Auditors review functional activities of the Peace Corps, such as contract compliance and financial and program operations, to ensure accountability and to recommend improved levels of economy and efficiency. They perform audits and reviews in compliance with standards published by the Comptroller General of the United States, the American Institute of Certified Public Accountants, and the Council of the Inspectors General on Integrity and Efficiency.
View most recent external peer review (PDF).
Evaluators analyze the management and program operations of the Peace Corps at both overseas posts and domestic offices. They identify best practices and recommend program improvements and ways to accomplish Peace Corps' mission and strategic goals.
Investigators respond to allegations of criminal or administrative wrongdoing by Peace Corps Volunteers, Peace Corps personnel, including experts and consultants, and by those who do business with the Peace Corps, including contractors.
Peace Corps employees are responsible for carrying out public functions efficiently, economically, effectively, ethically, and equitably, while achieving desired program objectives. Current budgetary trends and longer-range fiscal challenges make OIG oversight especially important to help improve government operations and services today and position them for the future. OIG oversight plays a major role in improving government operations and services, and in the important dialogue on the future of government programs by providing the objective analysis and information needed to make the informed decisions necessary to accomplish the mission of the Peace Corps.

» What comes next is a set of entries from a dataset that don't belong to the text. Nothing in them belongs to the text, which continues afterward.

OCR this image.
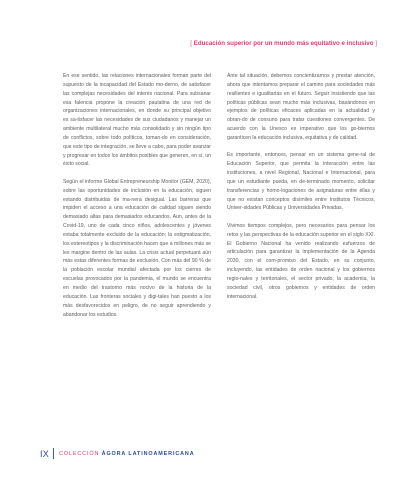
[ Educación superior por un mundo más equitativo e inclusivo ]

En ese sentido, las relaciones internacionales forman parte del supuesto de la incapacidad del Estado mo-derno, de satisfacer las complejas necesidades del interés nacional. Para subsanar esa falencia propone la creación paulatina de una red de organizaciones internacionales, en donde su principal objetivo es sa-tisfacer las necesidades de sus ciudadanos y manejar un ambiente multilateral mucho más consolidado y sin ningún tipo de conflictos, sobre todo políticos, toman-do en consideración, que este tipo de integración, se lleve a cabo, para poder avanzar y progresar en todos los ámbitos posibles que generen, en sí, un éxito social.

Según el informe Global Entrepreneurship Monitor (GEM, 2020), sobre las oportunidades de inclusión en la educación, siguen estando distribuidas de ma-nera desigual. Las barreras que impiden el acceso a una educación de calidad siguen siendo demasiado altas para demasiados educandos. Aun, antes de la Covid-19, uno de cada cinco niños, adolescentes y jóvenes estaba totalmente excluido de la educación; la estigmatización, los estereotipos y la discriminación hacen que a millones más se les margine dentro de las aulas. La crisis actual perpetuará aún más estas diferentes formas de exclusión. Con más del 90 % de la población escolar mundial afectada por los cierres de escuelas provocados por la pandemia, el mundo se encuentra en medio del trastorno más nocivo de la historia de la educación. Las fronteras sociales y digi-tales han puesto a los más desfavorecidos en peligro, de no seguir aprendiendo y abandonar los estudios.

Ante tal situación, debemos concientizarnos y prestar atención, ahora que intentamos preparar el camino para sociedades más resilientes e igualitarias en el futuro. Seguir insistiendo que las políticas públicas sean mucho más inclusivas, basándonos en ejemplos de políticas eficaces aplicadas en la actualidad y obran-do de consuno para tratar cuestiones convergentes. De acuerdo con la Unesco es imperativo que los go-biernos garanticen la educación inclusiva, equitativa y de calidad.

Es importante, entonces, pensar en un sistema gene-ral de Educación Superior, que permita la interacción entre las instituciones, a nivel Regional, Nacional e Internacional, para que un estudiante pueda, en de-terminado momento, solicitar transferencias y homo-logaciones de asignaturas entre ellas y que no existan conceptos disímiles entre Institutos Técnicos, Univer-sidades Públicas y Universidades Privadas.

Vivimos tiempos complejos, pero necesarios para pensar los retos y las perspectivas de la educación superior en el siglo XXI. El Gobierno Nacional ha venido realizando esfuerzos de articulación para garantizar la implementación de la Agenda 2030, con el com-promiso del Estado, en su conjunto, incluyendo, las entidades de orden nacional y los gobiernos regio-nales y territoriales, el sector privado, la academia, la sociedad civil, otros gobiernos y entidades de orden internacional.

IX COLECCIÓN ÁGORA LATINOAMERICANA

The OIG serves as the law enforcement arm of the Peace Corps and works closely with the Department of State, the Department of Justice, and other federal agencies.
The following are examples of offenses listed in the Peace Corps Manual that should be reported to the OIG when they involve Peace Corps staff, Volunteers, trainees, contractors, experts, or consultants; or when they involve funds, including Peace Corps' appropriations, host country contributions, or any other agency funding sources:
- Theft, embezzlement or fraud
- Unexplained deficiencies in federal funds
- Misuse or mismanagement of federal funds
- Illegal mutilation or destruction of a public record
- False statements, involving federal funds, accounts, or documents
- Illegal drug use
- Selling or importing/exporting narcotics, controlled drugs, or contraband
- Arson or vandalism
- Bribery, attempted bribery, or unlawful gratuities involving a government official
- Conflict of interest and other ethics violations
- Misuse of government vehicles, property, or transportation requests
- Significant violations of Peace Corps' regulations
- Sexual harassment/abuse by a co-worker or supervisor
- Protect Act violations
The Peace Corps Manual directs all Peace Corps personnel (domestic and overseas) to report misconduct or wrongdoing to the OIG and to make available all pertinent records, reports, memoranda, and other information. See "Duties and Responsibilities of Peace Corps Personnel with Respect to the Office of Inspector General" (Section 861, paragraph 9.1). This requirement reflects the Federal "Principles of Ethical Conduct for Government Officers and Employees," which states: "Employees shall disclose waste, fraud, abuse, and corruption to appropriate authorities." Executive Order 12674 of April 12, 1989, as modified by E.O. 12731 of October 17, 1990, 5 C.F.R. 2635.101(11) (1996).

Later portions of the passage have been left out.